Sudbury schools are unique in their emphasis of individuality and democracy. They take this to the next level. Sudbury students have complete control over what they do, and what they learn at school. All students and teachers vote on almost everything relating to the schooling process:

  • Budget,
  • Curriculum,
  • Teacher hiring/firing.

The premise is that students are capable of making sound collective decisions. In the event that they don’t, they learn through the consequences of their mistakes.

Sudbury Schools rely on the premise that students are inherently motivated to learn. Their reasoning is often backed by the idea that an infant child learns to walk, rather than spending it’s whole life lying down in it’s crib — which is a viable, and easier, option.

Predictions for the Future

The issue with all of these alternative learning methods is that they don’t align with the way companies are viewing graduates.
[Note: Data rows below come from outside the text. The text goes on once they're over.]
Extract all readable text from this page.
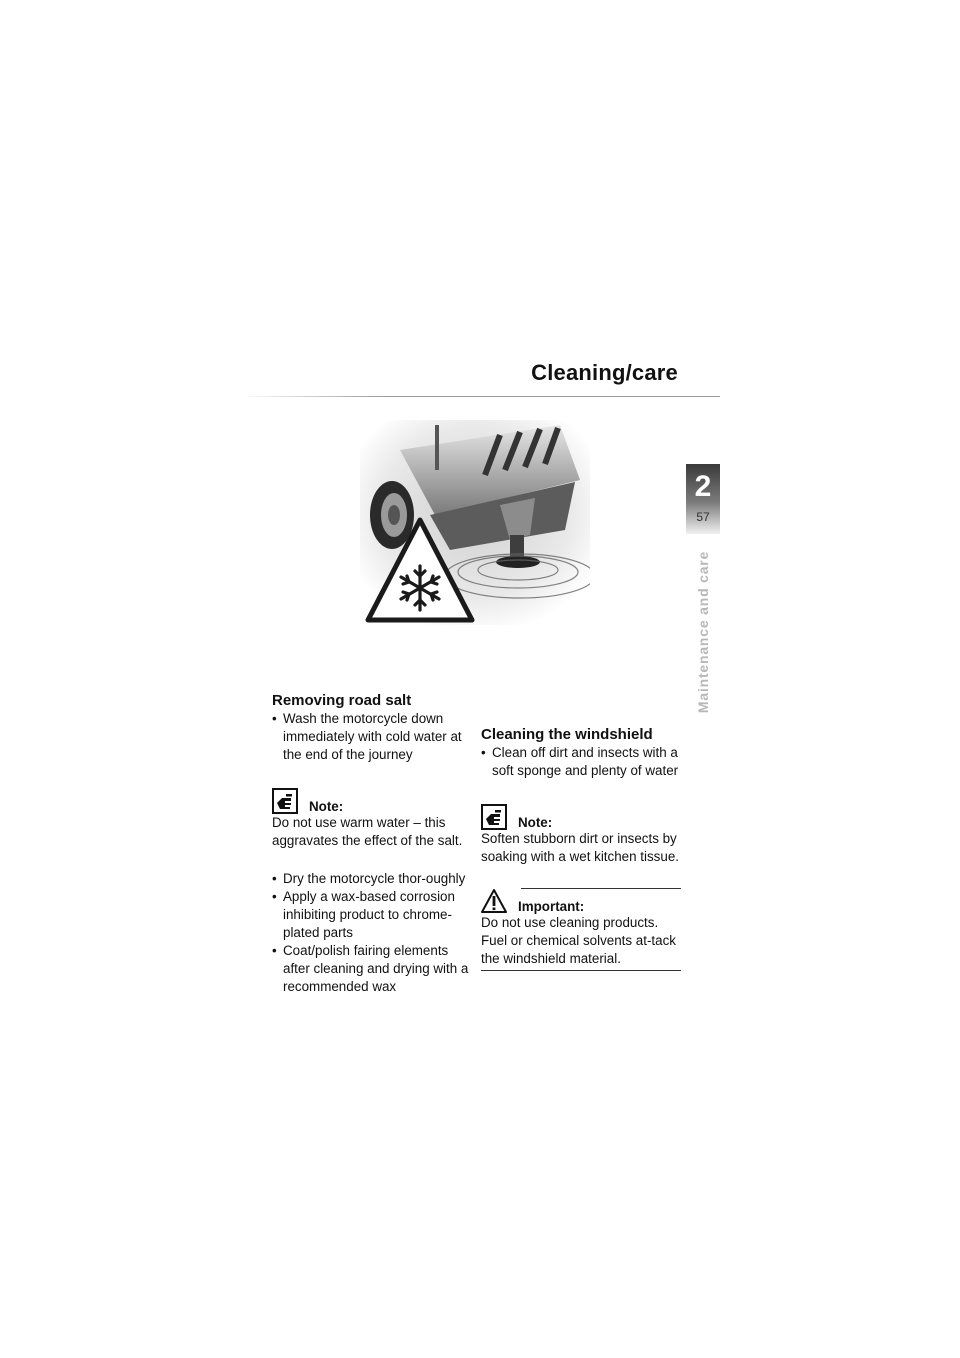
Cleaning/care
2
57
Maintenance and care
Removing road salt
• Wash the motorcycle down immediately with cold water at the end of the journey
Note:

Do not use warm water – this aggravates the effect of the salt.

• Dry the motorcycle thor-oughly
• Apply a wax-based corrosion inhibiting product to chrome-plated parts
• Coat/polish fairing elements after cleaning and drying with a recommended wax
Cleaning the windshield
• Clean off dirt and insects with a soft sponge and plenty of water
Note:

Soften stubborn dirt or insects by soaking with a wet kitchen tissue.

Important:

Do not use cleaning products. Fuel or chemical solvents at-tack the windshield material.
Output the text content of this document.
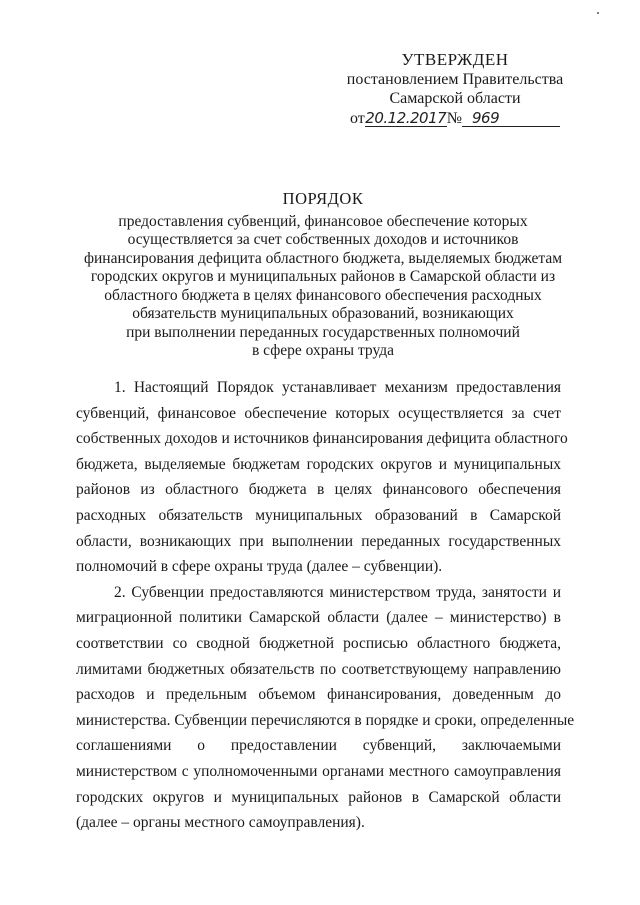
УТВЕРЖДЕН
постановлением Правительства
Самарской области
от20.12.2017№ 969
ПОРЯДОК
предоставления субвенций, финансовое обеспечение которых
осуществляется за счет собственных доходов и источников
финансирования дефицита областного бюджета, выделяемых бюджетам
городских округов и муниципальных районов в Самарской области из
областного бюджета в целях финансового обеспечения расходных
обязательств муниципальных образований, возникающих
при выполнении переданных государственных полномочий
в сфере охраны труда
1. Настоящий Порядок устанавливает механизм предоставления
субвенций, финансовое обеспечение которых осуществляется за счет
собственных доходов и источников финансирования дефицита областного
бюджета, выделяемые бюджетам городских округов и муниципальных
районов из областного бюджета в целях финансового обеспечения
расходных обязательств муниципальных образований в Самарской
области, возникающих при выполнении переданных государственных
полномочий в сфере охраны труда (далее – субвенции).
2. Субвенции предоставляются министерством труда, занятости и
миграционной политики Самарской области (далее – министерство) в
соответствии со сводной бюджетной росписью областного бюджета,
лимитами бюджетных обязательств по соответствующему направлению
расходов и предельным объемом финансирования, доведенным до
министерства. Субвенции перечисляются в порядке и сроки, определенные
соглашениями о предоставлении субвенций, заключаемыми
министерством с уполномоченными органами местного самоуправления
городских округов и муниципальных районов в Самарской области
(далее – органы местного самоуправления).
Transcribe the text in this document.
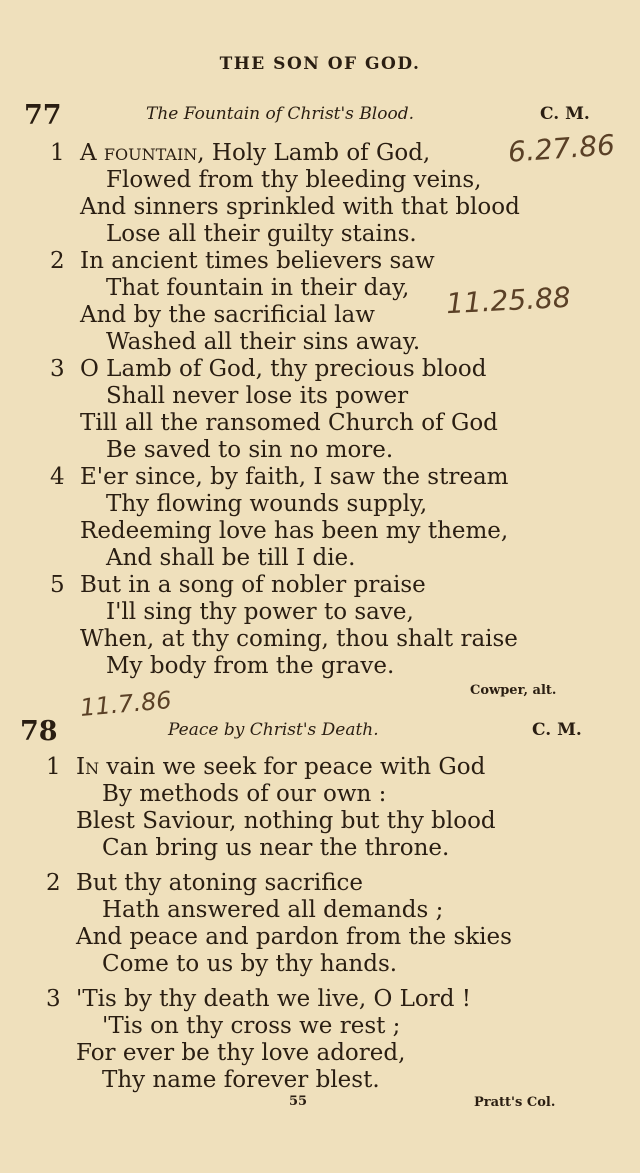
THE SON OF GOD.
77	The Fountain of Christ's Blood.	C. M.
1 A fountain, Holy Lamb of God,
Flowed from thy bleeding veins,
And sinners sprinkled with that blood
Lose all their guilty stains.
2 In ancient times believers saw
That fountain in their day,
And by the sacrificial law
Washed all their sins away.
3 O Lamb of God, thy precious blood
Shall never lose its power
Till all the ransomed Church of God
Be saved to sin no more.
4 E'er since, by faith, I saw the stream
Thy flowing wounds supply,
Redeeming love has been my theme,
And shall be till I die.
5 But in a song of nobler praise
I'll sing thy power to save,
When, at thy coming, thou shalt raise
My body from the grave.
Cowper, alt.
78	Peace by Christ's Death.	C. M.
1 In vain we seek for peace with God
By methods of our own :
Blest Saviour, nothing but thy blood
Can bring us near the throne.
2 But thy atoning sacrifice
Hath answered all demands ;
And peace and pardon from the skies
Come to us by thy hands.
3 'Tis by thy death we live, O Lord !
'Tis on thy cross we rest ;
For ever be thy love adored,
Thy name forever blest.
55	Pratt's Col.
6.27.86
11.25.88
11.7.86
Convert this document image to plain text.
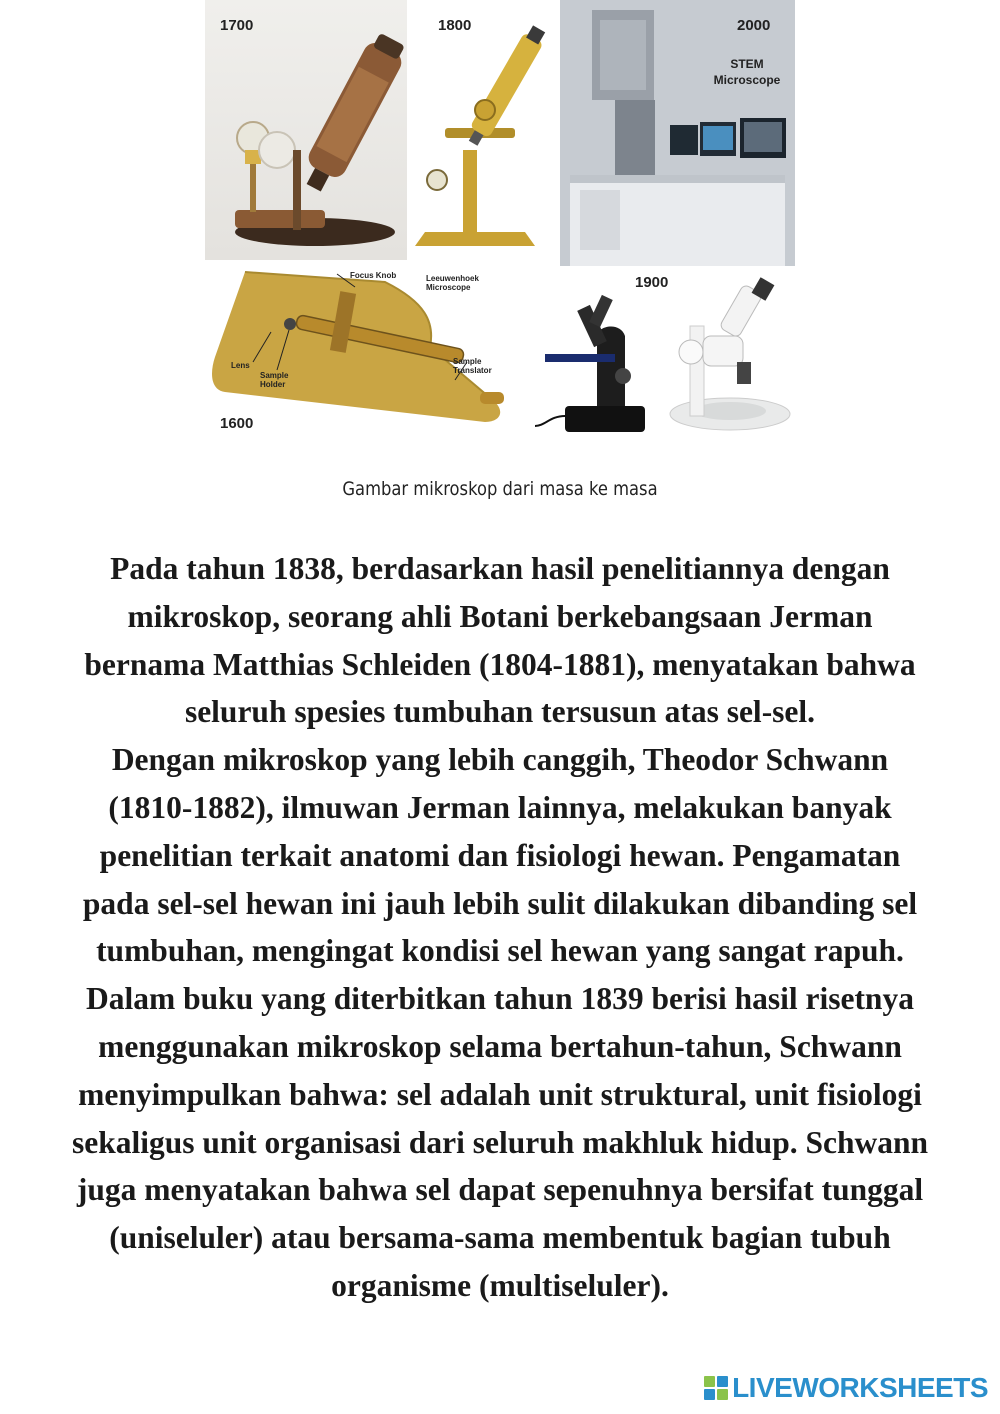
1700	1800	2000
STEM Microscope
Focus Knob	Leeuwenhoek Microscope
Lens
Sample Holder
Sample Translator
1600
1900
Gambar mikroskop dari masa ke masa
Pada tahun 1838, berdasarkan hasil penelitiannya dengan
mikroskop, seorang ahli Botani berkebangsaan Jerman
bernama Matthias Schleiden (1804-1881), menyatakan bahwa
seluruh spesies tumbuhan tersusun atas sel-sel.
Dengan mikroskop yang lebih canggih, Theodor Schwann
(1810-1882), ilmuwan Jerman lainnya, melakukan banyak
penelitian terkait anatomi dan fisiologi hewan. Pengamatan
pada sel-sel hewan ini jauh lebih sulit dilakukan dibanding sel
tumbuhan, mengingat kondisi sel hewan yang sangat rapuh.
Dalam buku yang diterbitkan tahun 1839 berisi hasil risetnya
menggunakan mikroskop selama bertahun-tahun, Schwann
menyimpulkan bahwa: sel adalah unit struktural, unit fisiologi
sekaligus unit organisasi dari seluruh makhluk hidup. Schwann
juga menyatakan bahwa sel dapat sepenuhnya bersifat tunggal
(uniseluler) atau bersama-sama membentuk bagian tubuh
organisme (multiseluler).
LIVEWORKSHEETS
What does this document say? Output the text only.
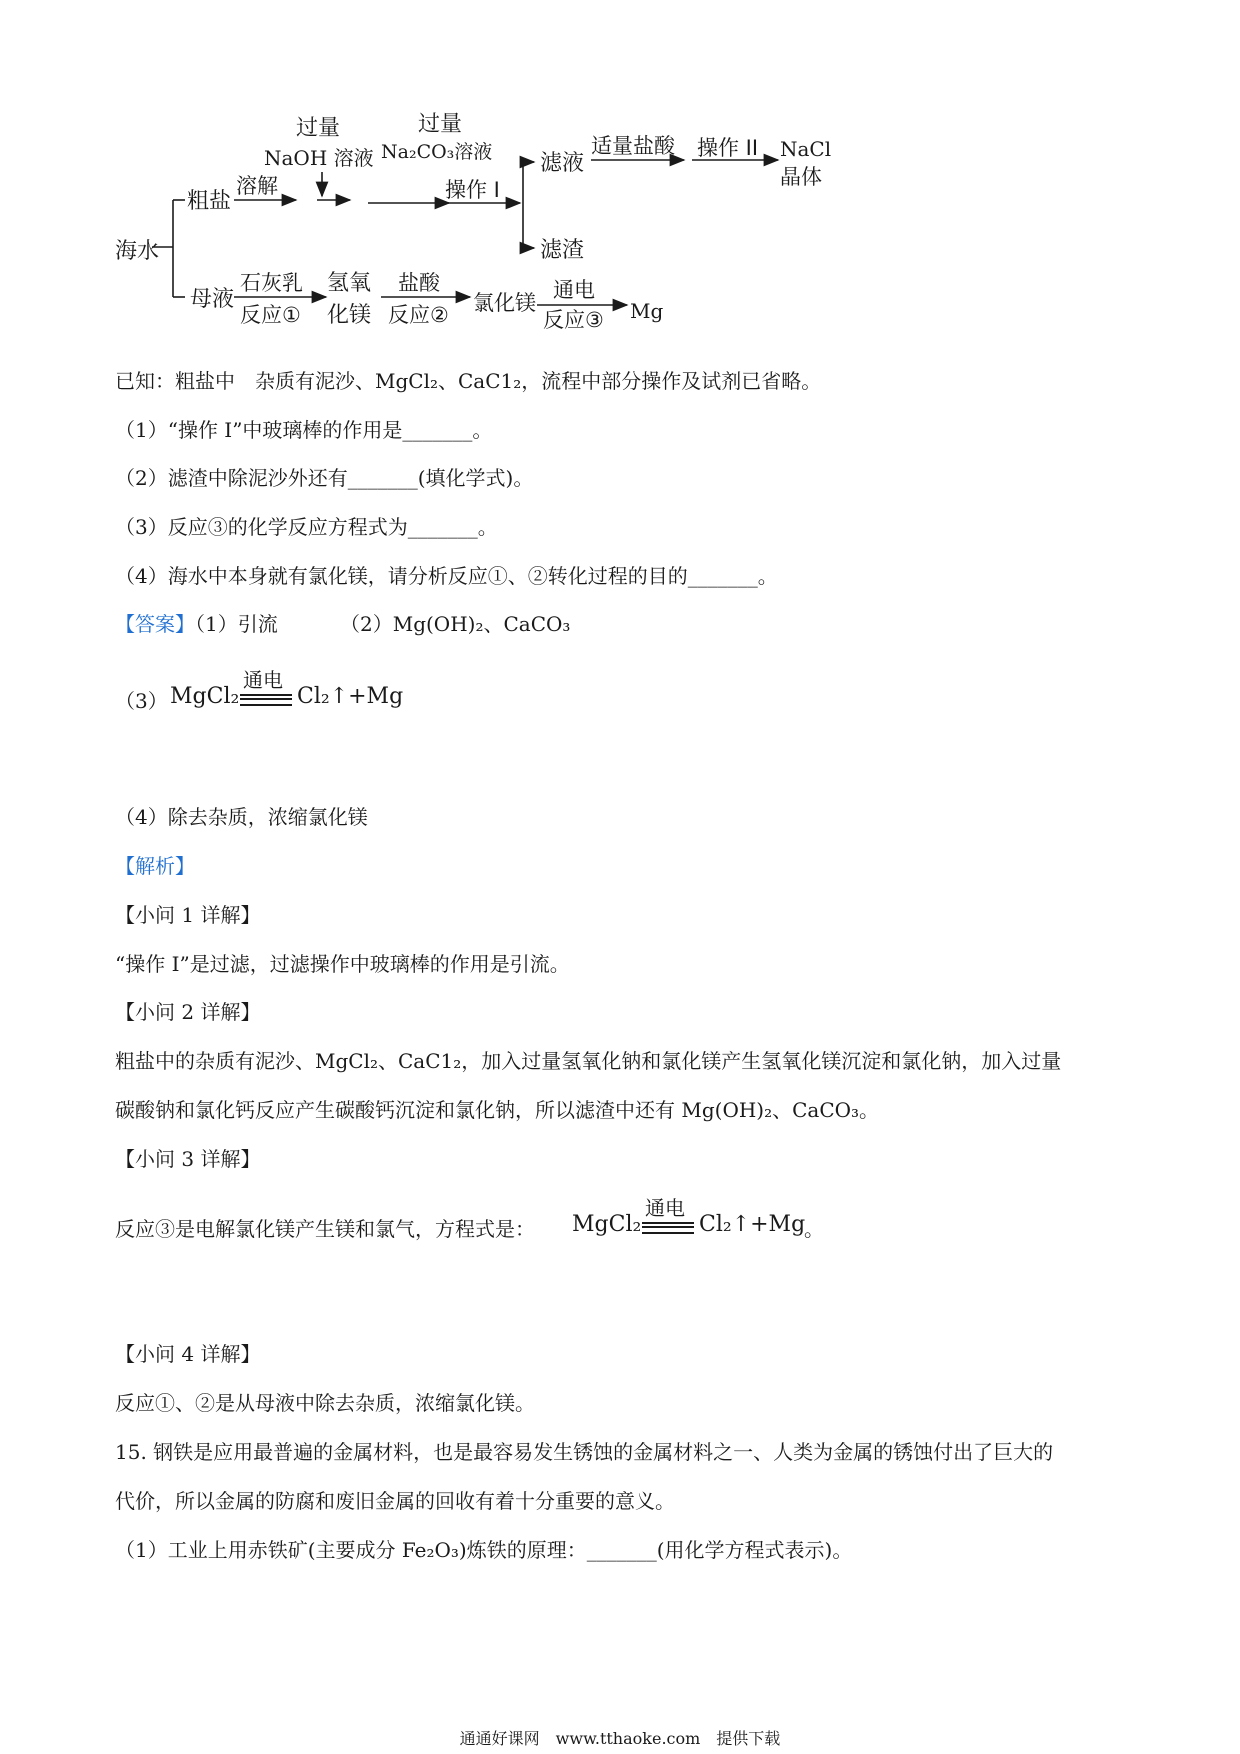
海水
粗盐
溶解
过量
NaOH 溶液
过量
Na₂CO₃溶液
操作 I
滤液
适量盐酸 操作 II NaCl
晶体
滤渣
母液
石灰乳
反应①
氢氧
化镁
盐酸
反应② 氯化镁
通电
反应③ Mg
已知：粗盐中　杂质有泥沙、MgCl₂、CaC1₂，流程中部分操作及试剂已省略。
（1）“操作 I”中玻璃棒的作用是_______。
（2）滤渣中除泥沙外还有_______(填化学式)。
（3）反应③的化学反应方程式为_______。
（4）海水中本身就有氯化镁，请分析反应①、②转化过程的目的_______。
【答案】（1）引流	（2）Mg(OH)₂、CaCO₃
（3） MgCl₂
通电
Cl₂↑+Mg
（4）除去杂质，浓缩氯化镁
【解析】
【小问 1 详解】
“操作 I”是过滤，过滤操作中玻璃棒的作用是引流。
【小问 2 详解】
粗盐中的杂质有泥沙、MgCl₂、CaC1₂，加入过量氢氧化钠和氯化镁产生氢氧化镁沉淀和氯化钠，加入过量
碳酸钠和氯化钙反应产生碳酸钙沉淀和氯化钠，所以滤渣中还有 Mg(OH)₂、CaCO₃。
【小问 3 详解】
反应③是电解氯化镁产生镁和氯气，方程式是： MgCl₂
通电
Cl₂↑+Mg
。
【小问 4 详解】
反应①、②是从母液中除去杂质，浓缩氯化镁。
15. 钢铁是应用最普遍的金属材料，也是最容易发生锈蚀的金属材料之一、人类为金属的锈蚀付出了巨大的
代价，所以金属的防腐和废旧金属的回收有着十分重要的意义。
（1）工业上用赤铁矿(主要成分 Fe₂O₃)炼铁的原理：_______(用化学方程式表示)。
通通好课网　www.tthaoke.com　提供下载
Traditionally, you would have to go through school in order to get a certain qualification. That qualification would give you a ‘stamp’ which a company could look at and gauge how well you may be able to do the job.

That is slowly changing. Alternative education institutions like Lambda School are changing the way companies are hiring. It’s no longer necessary for front-end developers to have a secondary education at all. If you’ve got the skills to do the job — it doesn’t matter to them how you got them.

The same applies in the marketing world. If you are a creative thinker that can create designs and think laterally where no one else can — your education doesn’t matter.

There will always be room for a structured curriculum where a certain minimum amount of information is required in order to operate in a certain role — doctors sprint to mind immediately — but even still, I see the route of getting to becoming a Doctor changing vastly over the next 20 years. Textbooks and lectures will soon be a thing of the past.

Here are my four predictions for the ways education will change:

1: Discovery

There is no better method of learning than finding out for yourself how something works. It is in the process of discovery that you cement your understanding and learnings.

Teachers will be move away from being instructors to facilitators. They will provide the resources and ask the right framing questions to create an environment where discovery is possible and encouraged.

Discovery will also be multi-faceted. There will be no ‘silo-ing’ of educational modules. A student could simultaneously  be learning about mitochondria in a cell as well as the importance of a specific plant in the larger eco-system and what it’s resource value is in the food-chain.

2: Student-First Learning Methods

There will be no set teaching methods. Guidelines will be set for what needs to be learnt, and students will be free to absorb information and learning as — and when — they want to.

3: Outcomes Based Testing

Closely aligned with the point above is the way the examination process will change. There will be very few written tests, where students parrot-learn information and then regurgitate it for a short amount of time, before forgetting it all together.

Testing will be based on performance in the field. You will be tested as a student based on your ability to perform what you are intended to learn. There will be a minimum set of tasks and/or skills that should be able to do/have in order to be competent in your role.

This will likely be tested in a real world environment, under mentorship.

4: New Problems

The single biggest problem facing the current generation entering the workplace is the climate challenge. The way we are interacting with, using and abusing the Earth needs to change, or our era as human-kind is just going be remembered as another layer of fossils.

As David Attenborough says in his latest Netflix special, A Life on Our Planet, we do not need to save the Earth, we need to save the human species.

The only way to fix this ongoing problem is by starting at the grass roots level — education. We need to be teaching a symbiotic relationship with our environment, not one where we exploit the resources available to us.